La Toscana è tra le migliori regioni d’Italia in fatto di dati nell’ambito dell’emergenza Coronavirus, come numero di nuovi casi e come occupazione di posti letto in ospedale. Una situazione che dovrebbe mantenere la nostra regione in zona gialla anche per la prossima settimana. Per un commento sulla situazione abbiamo sentito il dottor Alessandro Bartoloni, direttore del Reparto di Malattie infettive dell’ospedale fiorentino di Careggi.

 

“La Toscana ha numeri buoni rispetto ai dati nazionali – ha spiegato Bartoloni – e il bacino di positivi è uno dei più contenuti a livello italiano. Abbiamo quindi lavorato bene e la popolazione ha risposto alle misure di prevenzione, ci sono però i casi di positività e quindi bisogna continuare a rispettare le disposizioni.
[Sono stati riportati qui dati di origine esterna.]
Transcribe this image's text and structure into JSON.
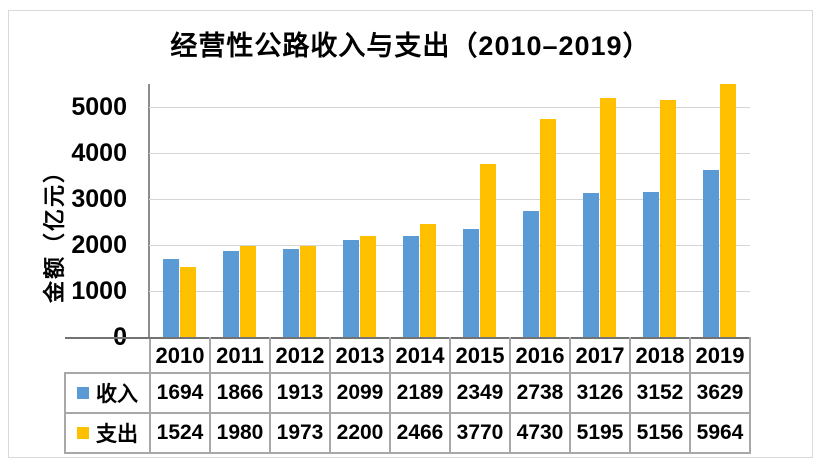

Un “terzo picco” di contagi si è verificato in altri paesi europei, se si allentassero le misure potrebbe succedere anche in Italia. Si tratta di uno scenario che al momento stiamo contenendo, se non abbiamo raggiunto questo “terzo picco” è merito di misure di prevenzione di cui abbiamo la certezza e l’evidenza riguardo alla loro efficacia”.

 

Bartoloni nelle scorse settimane ha già ricevuto le due dosi di vaccino, come da programma della campagna di vaccinazioni che prevede la somministrazione inizialmente al personale sanitario: “Io sono stato vaccinato e ho già avuto la seconda dose come altri colleghi: sto bene, ci sono stati casi di persone che hanno avuto degli effetti collaterali leggeri, come qualche disturbo o linea di febbre, ma che in fondo si possono accettare perché sono reazioni che testimoniano la risposta del nostro sistema immunitario per affrontare il virus”.

 

Campagna di vaccinazioni che sta rallentando, a causa dei ritardi nelle consegne delle dosi, ma a cui si guarda con fiducia: “La speranza – ha concluso Bartoloni – è coprire un numero significativo di persone, l’impatto dipenderà proprio da questo numero. È difficile fare previsioni, se Arcuri parla dell’autunno per l’immunità di gregge lo fa in maniera realistica”.